Oral Insulin: Better Health for a Better Price

Glucose level variations
In 2000, there were 160 million people worldwide with diabetes. By 2025 this figure will have skyrocketed to more than 280 million. Diabetes is an increasingly costly disease – to patients, their carers and to the healthcare budget.

Diabetes is a disease where the body cannot self-regulate blood sugar levels. In a healthy person, levels of blood sugar vary within a very small range – between 10% and 15%. However, in people with diabetes, the slightest change in diet or stress can lead to large swings in their sugar levels. Becoming hyperglycemic (excessively high sugar levels) or hypoglycemic (excessively low sugar levels) can be seriously life threatening - leading to complications such as organ damage, heart disease and stroke.

Being able to prevent these fluctuations would reduce day to day life threatening risks and the development of longer term complications.

Apollo is one of a handful of companies worldwide developing a safer and more effective alternative to insulin injection.

While insulin replacement is the traditional way to treat diabetes by controlling fluctuations in blood sugar levels, injected insulin has drawbacks.
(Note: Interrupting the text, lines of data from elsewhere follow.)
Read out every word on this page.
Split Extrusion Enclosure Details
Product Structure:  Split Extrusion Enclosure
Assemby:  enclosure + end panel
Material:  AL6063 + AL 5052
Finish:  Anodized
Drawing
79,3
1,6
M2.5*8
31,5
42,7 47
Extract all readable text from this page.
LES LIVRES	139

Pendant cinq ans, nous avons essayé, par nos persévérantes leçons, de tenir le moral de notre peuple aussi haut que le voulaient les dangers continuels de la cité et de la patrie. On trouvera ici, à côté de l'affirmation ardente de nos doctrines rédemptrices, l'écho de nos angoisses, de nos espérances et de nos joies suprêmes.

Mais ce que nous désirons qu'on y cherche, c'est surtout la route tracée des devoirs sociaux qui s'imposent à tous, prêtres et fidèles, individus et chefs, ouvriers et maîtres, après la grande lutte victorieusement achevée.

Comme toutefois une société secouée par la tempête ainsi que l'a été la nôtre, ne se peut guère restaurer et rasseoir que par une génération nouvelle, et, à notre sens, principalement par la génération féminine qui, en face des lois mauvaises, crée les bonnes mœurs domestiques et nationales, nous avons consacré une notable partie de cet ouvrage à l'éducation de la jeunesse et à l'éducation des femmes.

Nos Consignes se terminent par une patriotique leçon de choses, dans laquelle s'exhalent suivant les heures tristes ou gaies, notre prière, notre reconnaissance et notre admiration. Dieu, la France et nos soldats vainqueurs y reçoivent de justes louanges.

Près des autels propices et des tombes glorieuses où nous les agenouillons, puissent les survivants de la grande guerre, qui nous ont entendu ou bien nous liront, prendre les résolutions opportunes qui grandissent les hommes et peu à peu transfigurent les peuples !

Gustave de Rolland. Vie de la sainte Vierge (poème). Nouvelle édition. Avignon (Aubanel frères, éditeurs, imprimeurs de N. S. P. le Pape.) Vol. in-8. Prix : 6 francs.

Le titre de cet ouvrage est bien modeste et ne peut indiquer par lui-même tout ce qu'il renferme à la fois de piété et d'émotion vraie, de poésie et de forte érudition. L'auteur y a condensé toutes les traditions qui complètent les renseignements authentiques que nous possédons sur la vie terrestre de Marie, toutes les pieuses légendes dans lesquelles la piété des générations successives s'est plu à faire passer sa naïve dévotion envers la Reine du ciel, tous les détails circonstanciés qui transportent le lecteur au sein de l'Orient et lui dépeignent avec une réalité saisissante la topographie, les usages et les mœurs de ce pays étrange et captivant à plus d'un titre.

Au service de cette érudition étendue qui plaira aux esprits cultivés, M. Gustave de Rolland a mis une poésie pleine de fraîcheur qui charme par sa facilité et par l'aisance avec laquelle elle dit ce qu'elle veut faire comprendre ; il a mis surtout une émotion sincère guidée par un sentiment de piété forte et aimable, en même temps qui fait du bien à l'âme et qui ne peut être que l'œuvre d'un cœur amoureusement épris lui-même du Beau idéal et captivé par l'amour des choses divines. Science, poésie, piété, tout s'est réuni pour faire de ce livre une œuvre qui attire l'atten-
It does not mimic normal insulin secretion and inadequate usage can have serious side effects including death.

In a healthy person, the liver has a 2-4 fold higher level of insulin compared to the periphery (ie the arms and legs). In people with diabetes, this concentration difference is impossible to mimic by insulin injection. Instead of high levels of insulin in the liver, the injection delivers a large dose of insulin throughout the body, with no gradation from the periphery to the internal organs.

In contrast, Apollo’s oral insulin is believed to be capable of mimicking the natural distribution of insulin throughout body. Oral drug delivery via the gastro-intestinal route delivers the drug almost direct to the liver – and in the case of insulin delivery, this is an advantage that allows for a more effective, efficient and safe method of treatment.

In Australia approximately 1.3 million suffer from diabetes and about 80% of those affected will die early, mostly from cardiovascular disease. Diabetes costs almost $11,000 for each Australian suffering from the disease. Only 4% of this is the cost of diabetes medication – the rest covers the consequences of hospitalizations and other diseases caused by diabetes. Government subsidy of insulin totals over $100 million a year.

The potential benefit of an oral insulin is reduction of both direct and indirect health cost savings. Oral insulin has the potential not only to save lives but to save the Government billions of dollars. If oral insulin can improve on injected insulin by reducing serious risk factors there can be significant benefits for individuals and the nation.